There are two ways to look at savings accounts. One school of thought is that savings accounts are just somewhere where your salary gets transferred; a place where you park your money without giving it much thought. The second school of thought, though, is that savings accounts are tools that you actively manage as you pursue a specific financial goal.
Chances are, somebody who is focused and disciplined is going to be a more successful saver than somebody who takes a set-and-forget approach.
If you’re the sort of person who pays close attention to their money, or you’ve decided that you want to get more serious about your saving, you’ll want to play around with a savings account calculator.
What is a savings account calculator?
A savings account calculator is an online tool that will tell you how fast your savings will grow.
To use RateCity’s savings account calculator (see above), all you have to do is input the following information:
- How much you plan to deposit
- How long you plan to keep the money in the account
- The interest rate you expect to earn
Based on those numbers, the calculator will then tell you:
- How much you will earn in interest
- Your final balance
The calculator will also create a graph that will illustrate the growth in your savings over time.
The great thing about a savings account calculator is that you can research different scenarios, so you can see how your savings will be affected with different deposit sizes, savings periods and interest rates.
How to find a savings account
Your next step should be to research savings accounts. Ordinarily, this would be a difficult and time-consuming task, because there are dozens of lenders offering hundreds of different products. Fortunately, though, RateCity has made the process quick and easy with its online comparison tool.
This tool will not only tell you how much interest each savings account will pay, but also other relevant information such as whether it charges an account-keeping fee or requires a minimum opening deposit.

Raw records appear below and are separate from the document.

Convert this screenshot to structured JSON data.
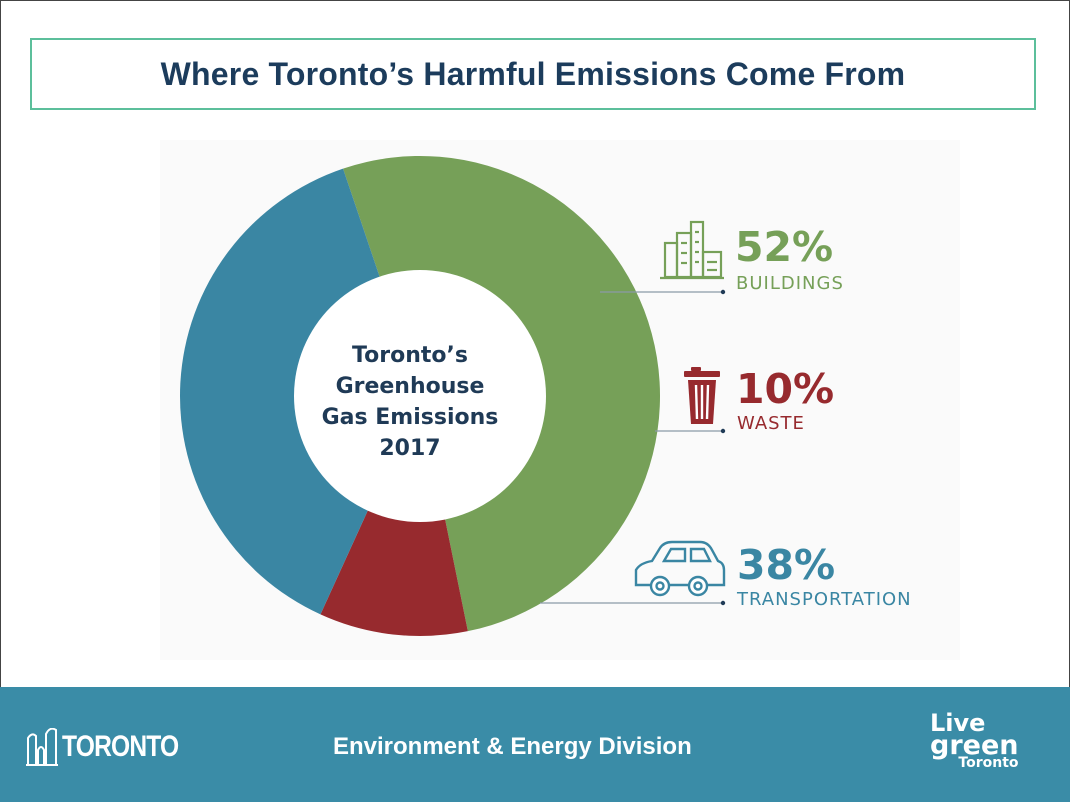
{
  "header": {
    "title": "Where Toronto’s Harmful Emissions Come From"
  },
  "chart_data": {
    "type": "pie",
    "title": "",
    "center_label": [
      "Toronto’s",
      "Greenhouse",
      "Gas Emissions",
      "2017"
    ],
    "slices": [
      {
        "name": "BUILDINGS",
        "value": 52,
        "label": "52%",
        "color": "#76a058",
        "icon": "buildings-icon"
      },
      {
        "name": "WASTE",
        "value": 10,
        "label": "10%",
        "color": "#972a2e",
        "icon": "trash-can-icon"
      },
      {
        "name": "TRANSPORTATION",
        "value": 38,
        "label": "38%",
        "color": "#3a86a3",
        "icon": "car-icon"
      }
    ],
    "donut": true
  },
  "footer": {
    "org_name": "TORONTO",
    "division": "Environment & Energy Division",
    "logo_live": "Live",
    "logo_green": "green",
    "logo_toronto": "Toronto",
    "background": "#3a8ca7"
  }
}
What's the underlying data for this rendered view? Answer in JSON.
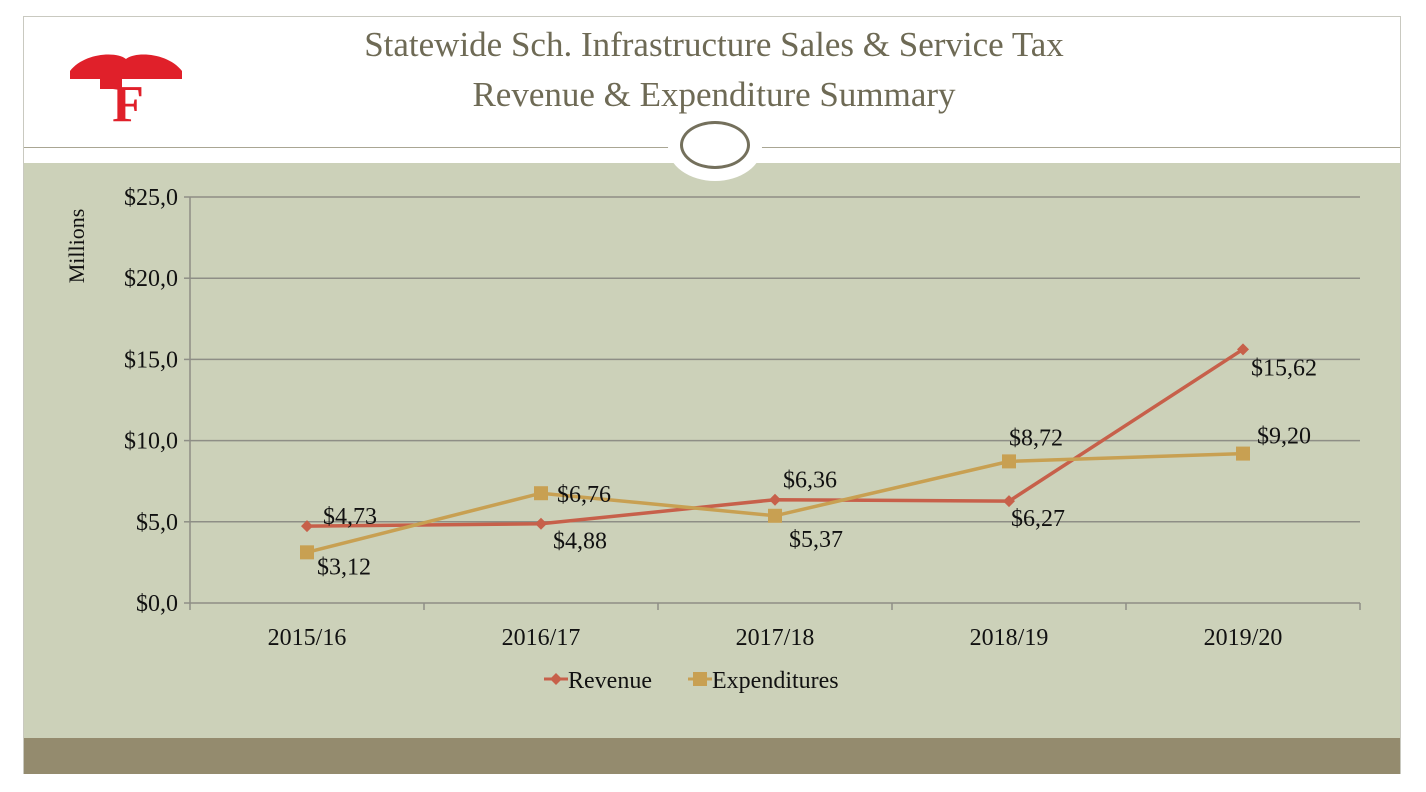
{
  "title": {
    "line1": "Statewide Sch. Infrastructure  Sales & Service Tax",
    "line2": "Revenue & Expenditure Summary"
  },
  "logo": {
    "text": "F"
  },
  "colors": {
    "revenue": "#c7604a",
    "expenditures": "#c8a052",
    "chart_bg": "#ccd1b9",
    "footer": "#948b6e",
    "title": "#6e6a55",
    "logo": "#e0202a"
  },
  "chart_data": {
    "type": "line",
    "title": "Statewide Sch. Infrastructure  Sales & Service Tax Revenue & Expenditure Summary",
    "ylabel": "Millions",
    "xlabel": "",
    "categories": [
      "2015/16",
      "2016/17",
      "2017/18",
      "2018/19",
      "2019/20"
    ],
    "ylim": [
      0,
      25
    ],
    "y_ticks": [
      0,
      5,
      10,
      15,
      20,
      25
    ],
    "y_tick_labels": [
      "$0,0",
      "$5,0",
      "$10,0",
      "$15,0",
      "$20,0",
      "$25,0"
    ],
    "grid": true,
    "legend": "bottom",
    "series": [
      {
        "name": "Revenue",
        "marker": "diamond",
        "values": [
          4.73,
          4.88,
          6.36,
          6.27,
          15.62
        ],
        "labels": [
          "$4,73",
          "$4,88",
          "$6,36",
          "$6,27",
          "$15,62"
        ]
      },
      {
        "name": "Expenditures",
        "marker": "square",
        "values": [
          3.12,
          6.76,
          5.37,
          8.72,
          9.2
        ],
        "labels": [
          "$3,12",
          "$6,76",
          "$5,37",
          "$8,72",
          "$9,20"
        ]
      }
    ]
  }
}
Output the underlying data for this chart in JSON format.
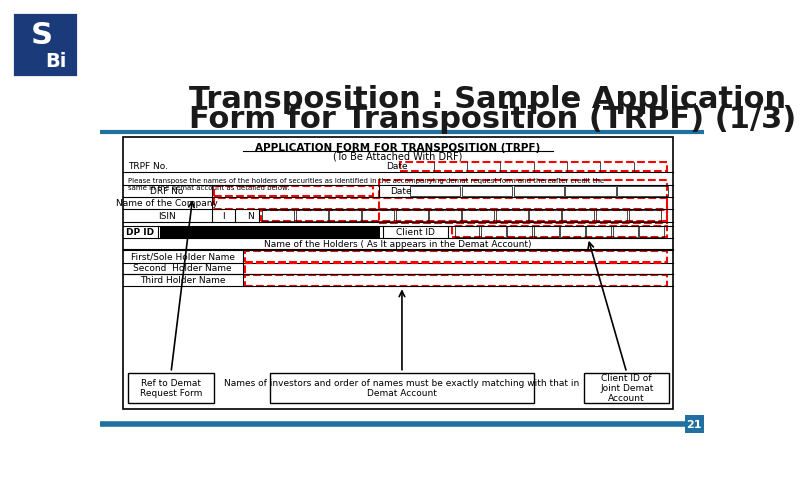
{
  "title_line1": "Transposition : Sample Application",
  "title_line2": "Form for Transposition (TRPF) (1/3)",
  "title_color": "#1a1a1a",
  "title_fontsize": 22,
  "header_bar_color": "#2070a0",
  "background_color": "#ffffff",
  "form_title": "APPLICATION FORM FOR TRANSPOSITION (TRPF)",
  "form_subtitle": "(To Be Attached With DRF)",
  "annotation1": "Ref to Demat\nRequest Form",
  "annotation2": "Names of investors and order of names must be exactly matching with that in\nDemat Account",
  "annotation3": "Client ID of\nJoint Demat\nAccount",
  "page_number": "21",
  "sebi_logo_color": "#1a3a7a"
}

Make sure pay close attention to both the ‘base rate’ and the ‘maximum rate’. Ideally, these numbers should be one and the same. If they’re different, that tells you that you will have to meet certain conditions if you want to earn the maximum rate; otherwise, you’ll only receive the lower base rate.
Sometimes, the difference between the base rate and maximum rate can be as high as two percentage points. Don’t sign up for an account that has two different rates unless you’re satisfied that you understand exactly what you need to do to qualify for the maximum rate.
Tips to boost your savings
If you have a regular income, having this automatically deposited into your savings account can help to grow your interest. Most accounts have this as a standard feature and there are generally no additional fees involved.
If you’re struggling to save, making small irregular deposits into your account can be a great way to start. Although it can be hard, you should then see what you can do to increase the frequency of your deposits so you can earn extra interest.